Paul addressed negative emotions. He cautioned against the type of anger that negatively affects interpersonal relationships. Anger management is a key skill, one regrettably lacking in many peoples’ lives inside and outside the church. Better management of all your strong emotions will enhance every aspect of your life. Self-control and discipline are vital to your reputation and ultimately your spiritual health.

Unrestrained anger, malice, wrath, slander and all sorts of similar emotions can leave the unwary vulnerable to more mischief. Evil begets evil and darkness begets even more darkness. Therefore Paul implored his followers to “not make room for the devil,” suggesting that bad behavior promotes spiritual disarray.

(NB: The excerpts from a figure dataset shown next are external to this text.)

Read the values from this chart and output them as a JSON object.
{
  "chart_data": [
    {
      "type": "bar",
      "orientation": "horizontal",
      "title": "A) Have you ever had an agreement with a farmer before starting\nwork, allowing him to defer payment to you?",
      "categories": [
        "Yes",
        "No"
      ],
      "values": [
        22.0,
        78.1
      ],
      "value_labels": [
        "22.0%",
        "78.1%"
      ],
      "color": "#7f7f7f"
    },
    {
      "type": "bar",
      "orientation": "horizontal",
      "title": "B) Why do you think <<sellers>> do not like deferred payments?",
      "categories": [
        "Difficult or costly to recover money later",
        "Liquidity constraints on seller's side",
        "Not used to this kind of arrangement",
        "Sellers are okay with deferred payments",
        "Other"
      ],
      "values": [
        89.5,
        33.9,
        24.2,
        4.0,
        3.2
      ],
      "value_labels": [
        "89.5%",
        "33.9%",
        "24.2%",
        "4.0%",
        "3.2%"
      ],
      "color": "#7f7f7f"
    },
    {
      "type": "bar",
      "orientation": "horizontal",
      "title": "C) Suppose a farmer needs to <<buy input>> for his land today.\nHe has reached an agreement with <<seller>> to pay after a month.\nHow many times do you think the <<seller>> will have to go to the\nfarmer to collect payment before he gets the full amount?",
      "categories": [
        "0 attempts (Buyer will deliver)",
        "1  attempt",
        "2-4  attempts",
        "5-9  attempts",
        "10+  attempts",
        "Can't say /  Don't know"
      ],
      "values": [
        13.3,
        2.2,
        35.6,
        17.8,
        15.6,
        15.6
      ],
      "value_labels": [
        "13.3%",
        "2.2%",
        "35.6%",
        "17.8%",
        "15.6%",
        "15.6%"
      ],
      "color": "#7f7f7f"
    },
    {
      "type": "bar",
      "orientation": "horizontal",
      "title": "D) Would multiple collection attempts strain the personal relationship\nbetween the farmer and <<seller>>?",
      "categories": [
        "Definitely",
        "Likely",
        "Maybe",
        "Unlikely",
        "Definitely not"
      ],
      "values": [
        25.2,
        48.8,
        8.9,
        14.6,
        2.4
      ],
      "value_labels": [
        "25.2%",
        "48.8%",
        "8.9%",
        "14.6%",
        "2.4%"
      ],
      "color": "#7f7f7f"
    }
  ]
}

Evil speech? Avoid it! Consider how anger, for example. is like trying to hold fire without getting burned. Even people outside the church realize that Paul’s opinions are as true today as they were almost two-thousand years ago. Indeed, even secular psychology has proven that there are ill-effects from unbridled negative emotions. The gist is that even Christians need reminding of how bad attitudes and behavior are harmful.

Paul didn’t just write about what people should not be doing. He was also positive, encouraging people of faith to do good. Paul asked that members of a faith family set aside all the bad stuff and replace it with love. It’s not good enough to refrain from anger, angry speech, and the rest of it. Paul reminded readers that they can be proactive and interject uplifting, positive words, those that will spread light and truth: “. . . be kind to one another, tenderhearted, forgiving one another, as God in Christ has forgiven you” (Ephesians 4:32).

Paul sums-up his lesson with a wonderful nugget of advice: “Therefore be imitators of God, as beloved children, and live in love, as Christ loved us and gave himself up for us . . .” (Ephesians 5:1-2). Paul’s timeless insights continue to promote wellness in mind, body and spirit. Love your neighbor and by so doing you will strengthen yourself and your faith family.